Abu Simbel is about 280 KM away from Aswan, in the southern region of Nubia near the Sudanese border. Here stands the Great Temple of Ramses II, which represents one of the biggest accomplishments of Pharaoh Ramses II. Ramses II built this temple to demonstrate his power and divine nature. The temple faces east at a very precise angle. Just twice a year in the early morning, the sun slowly creeps 185 feet into the cavernous temple through its large chambers and narrow halls and illuminates its inner sanctum. This scientific phenomenon occurs on February 22 and October 22, the dates of Ramses II’s birthday and coronation, respectively. For only a few hours, the back wall of the innermost shrine is illuminated, mystically lighting up the three statues of Ramses II, and the sun gods Ra-Horakhte and Amon-Ra.

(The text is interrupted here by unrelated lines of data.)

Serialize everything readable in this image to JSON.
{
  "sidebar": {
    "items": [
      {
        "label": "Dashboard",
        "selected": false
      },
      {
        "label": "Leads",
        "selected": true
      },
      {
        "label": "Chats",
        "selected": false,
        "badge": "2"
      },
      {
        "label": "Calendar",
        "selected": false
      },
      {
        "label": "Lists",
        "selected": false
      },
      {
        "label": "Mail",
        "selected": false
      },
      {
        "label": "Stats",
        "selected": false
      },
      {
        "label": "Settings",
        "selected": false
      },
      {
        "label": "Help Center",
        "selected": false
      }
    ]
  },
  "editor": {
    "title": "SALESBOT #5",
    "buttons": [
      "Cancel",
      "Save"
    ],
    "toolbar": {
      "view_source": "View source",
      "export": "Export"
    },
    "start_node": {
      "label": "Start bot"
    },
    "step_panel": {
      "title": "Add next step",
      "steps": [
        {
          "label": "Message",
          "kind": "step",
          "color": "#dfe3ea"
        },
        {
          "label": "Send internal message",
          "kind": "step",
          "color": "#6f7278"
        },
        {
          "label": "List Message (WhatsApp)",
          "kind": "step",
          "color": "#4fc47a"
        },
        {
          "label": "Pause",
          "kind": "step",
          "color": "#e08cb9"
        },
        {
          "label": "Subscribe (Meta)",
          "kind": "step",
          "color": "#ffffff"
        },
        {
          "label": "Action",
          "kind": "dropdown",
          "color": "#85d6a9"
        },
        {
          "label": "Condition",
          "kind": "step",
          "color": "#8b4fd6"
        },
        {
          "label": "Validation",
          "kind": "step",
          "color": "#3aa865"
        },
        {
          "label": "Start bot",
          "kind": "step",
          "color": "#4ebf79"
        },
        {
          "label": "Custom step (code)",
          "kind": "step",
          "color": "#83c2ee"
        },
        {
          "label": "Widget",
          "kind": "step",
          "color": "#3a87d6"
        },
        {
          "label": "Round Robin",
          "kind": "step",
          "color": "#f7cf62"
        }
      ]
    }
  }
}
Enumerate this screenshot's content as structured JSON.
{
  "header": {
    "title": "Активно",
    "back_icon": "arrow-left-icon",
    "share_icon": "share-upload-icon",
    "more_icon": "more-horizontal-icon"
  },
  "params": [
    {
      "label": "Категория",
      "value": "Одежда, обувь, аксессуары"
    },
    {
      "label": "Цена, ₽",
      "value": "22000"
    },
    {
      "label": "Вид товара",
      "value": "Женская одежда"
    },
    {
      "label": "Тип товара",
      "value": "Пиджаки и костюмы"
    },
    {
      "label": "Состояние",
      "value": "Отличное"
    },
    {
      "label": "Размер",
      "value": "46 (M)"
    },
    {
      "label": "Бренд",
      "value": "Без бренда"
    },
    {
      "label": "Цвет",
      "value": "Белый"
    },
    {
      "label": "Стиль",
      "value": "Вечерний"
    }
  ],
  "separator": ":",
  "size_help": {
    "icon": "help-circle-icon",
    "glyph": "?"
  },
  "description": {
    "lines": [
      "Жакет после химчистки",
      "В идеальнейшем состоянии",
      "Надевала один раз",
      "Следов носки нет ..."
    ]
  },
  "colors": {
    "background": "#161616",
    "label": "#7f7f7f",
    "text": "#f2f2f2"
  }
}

The fourth god represented there, the Theban god of darkness, Ptah, remains in the shadows all year.
Abu Simbel Temple
The mammoth temple is an astounding 100 feet high, 119 feet wide and 185 feet deep, and is carved out of solid limestone. Four enormous seated statues of the Pharaoh dominate its façade, each 67 feet high. The temple was said to radiate power, subjecting all who entered Egypt to its supremacy. The Temple fell out of use when Christianity was instituted in Egypt. It was rediscovered in 1813, when Swiss explorer Burckhard found it abandoned and filled with sand. In the sixties, when the Nile was dammed, and Lake Nasser almost threatened to overwhelm the Temple, UNESCO came to its rescue, and undertook a huge operation to save it, breaking it into pieces and moving it 210m from and 61m higher than their original site.
Below the seat of one of the colossal statues of Ramses II is a sunken relief of the god Hapi, the personification of the Nile flood. The figure of Hapi appears twice, tying stems of plants around the hieroglyphic for “unite.” On the left he holds stems of the lotus (symbol of Upper Egypt); on the right he holds stems of the papyrus (symbol of Lower Egypt ). He exhibits both male and female characteristics, suggesting the fertility of the land resulting from the Nile flood. The relief illustrates the Egyptians’ concern for balance and order.
Hathor & Nefertari
Ramses II also built the Small Temple of Hathor and Nefertari at Abu Simbel , both to honor Hathor as the goddess of love and music, as well as his favorite wife, Nefertari, as the deified queen. The façade has six standing statues over 30 feet high of Ramses and Nefertari. These statues are in turn flanked by smaller statues of their children.